Penggunaan lahan untuk tujuan pemanfaatan ruang Kota Tasikmalaya perlu
disesuaikan dengan rencana tata ruang wilayah (RT/RW) Kota Tasikmalaya.
Penggunaan lahan yang tidak sesuai dengan rencana tata ruang dapat mendorong
terjadinya ketidak seimbangan pembangunan dengan kelestarian lingkungan hidup
serta akan terjadi penurunan kualitas lahan, sehingga penggunaan lahan tidak
optimal (Purwani et al, 2012).
Perkembangan masyarakat dan lingkungan hidup berlangsung secara dinamis,
ilmu pengetahuan dan teknologi berkembang seiring dengan berjalannyan waktu.

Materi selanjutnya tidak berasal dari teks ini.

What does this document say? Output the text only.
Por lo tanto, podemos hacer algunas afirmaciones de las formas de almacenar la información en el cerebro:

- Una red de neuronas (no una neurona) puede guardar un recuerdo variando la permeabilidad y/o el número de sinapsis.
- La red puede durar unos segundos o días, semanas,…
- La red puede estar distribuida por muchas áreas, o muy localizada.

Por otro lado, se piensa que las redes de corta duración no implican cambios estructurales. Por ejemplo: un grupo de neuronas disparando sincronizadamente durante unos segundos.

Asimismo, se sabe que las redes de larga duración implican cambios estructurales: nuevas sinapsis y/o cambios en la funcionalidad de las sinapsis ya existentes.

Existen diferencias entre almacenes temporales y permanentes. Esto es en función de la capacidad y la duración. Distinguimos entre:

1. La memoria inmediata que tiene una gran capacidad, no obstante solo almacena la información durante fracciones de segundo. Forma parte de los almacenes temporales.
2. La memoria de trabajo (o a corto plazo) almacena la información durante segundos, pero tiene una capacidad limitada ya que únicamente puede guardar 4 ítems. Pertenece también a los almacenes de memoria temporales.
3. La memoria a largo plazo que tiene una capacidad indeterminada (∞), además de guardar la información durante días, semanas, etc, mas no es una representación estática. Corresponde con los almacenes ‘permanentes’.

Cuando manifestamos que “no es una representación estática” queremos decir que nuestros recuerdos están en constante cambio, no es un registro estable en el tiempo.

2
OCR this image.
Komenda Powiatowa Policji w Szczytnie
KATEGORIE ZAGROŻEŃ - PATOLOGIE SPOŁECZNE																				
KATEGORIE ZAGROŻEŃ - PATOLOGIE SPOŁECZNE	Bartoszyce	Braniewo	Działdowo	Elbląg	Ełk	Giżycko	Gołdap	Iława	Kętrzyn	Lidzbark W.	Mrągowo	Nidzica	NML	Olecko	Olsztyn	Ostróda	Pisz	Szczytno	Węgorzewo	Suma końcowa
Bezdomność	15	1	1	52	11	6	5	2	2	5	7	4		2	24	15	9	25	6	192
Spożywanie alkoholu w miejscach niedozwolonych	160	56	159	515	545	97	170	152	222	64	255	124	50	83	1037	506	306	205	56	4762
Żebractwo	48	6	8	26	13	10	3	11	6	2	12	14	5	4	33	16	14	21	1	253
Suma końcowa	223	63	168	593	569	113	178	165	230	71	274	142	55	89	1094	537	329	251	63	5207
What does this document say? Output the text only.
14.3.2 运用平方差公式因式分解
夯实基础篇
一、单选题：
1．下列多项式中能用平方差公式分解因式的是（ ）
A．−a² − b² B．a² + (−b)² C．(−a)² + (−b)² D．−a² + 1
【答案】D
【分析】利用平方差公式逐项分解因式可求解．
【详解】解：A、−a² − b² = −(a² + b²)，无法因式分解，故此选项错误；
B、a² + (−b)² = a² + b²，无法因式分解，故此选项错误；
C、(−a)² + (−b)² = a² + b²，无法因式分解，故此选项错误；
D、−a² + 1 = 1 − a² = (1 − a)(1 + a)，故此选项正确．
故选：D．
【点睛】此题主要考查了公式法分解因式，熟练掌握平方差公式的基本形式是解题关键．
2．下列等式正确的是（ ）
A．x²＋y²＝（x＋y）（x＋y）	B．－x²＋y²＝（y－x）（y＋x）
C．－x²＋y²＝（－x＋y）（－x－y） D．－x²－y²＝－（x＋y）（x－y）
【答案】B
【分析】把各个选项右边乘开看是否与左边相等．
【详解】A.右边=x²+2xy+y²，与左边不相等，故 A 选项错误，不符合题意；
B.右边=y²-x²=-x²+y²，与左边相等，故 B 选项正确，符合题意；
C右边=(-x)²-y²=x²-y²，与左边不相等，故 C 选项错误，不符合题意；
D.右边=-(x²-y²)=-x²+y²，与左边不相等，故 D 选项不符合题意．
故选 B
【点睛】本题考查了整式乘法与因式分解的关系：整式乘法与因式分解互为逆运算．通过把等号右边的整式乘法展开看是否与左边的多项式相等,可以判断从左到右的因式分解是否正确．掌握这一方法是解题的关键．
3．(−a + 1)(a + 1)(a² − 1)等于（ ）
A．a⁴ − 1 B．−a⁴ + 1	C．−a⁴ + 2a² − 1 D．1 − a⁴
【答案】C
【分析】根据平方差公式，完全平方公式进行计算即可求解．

Evaluasi Rencana Tata Ruang kawasan perkotaan termasuk kedalam kegiatan
pengendalian pemanfaatan ruang, dan dibutuhkan manakala dirasakan bahwa secara
internal ada perkembangan pemanfaatan ruang yang tidak terkendali sehingga potensial
terjadi penyimpangan dalam pemanfaatan ruang (Hasni, 2008). Sedangkan secara eksternal muncul
berbagai kebijakan yang tidak terakomodasikan dalam RT/RW lama.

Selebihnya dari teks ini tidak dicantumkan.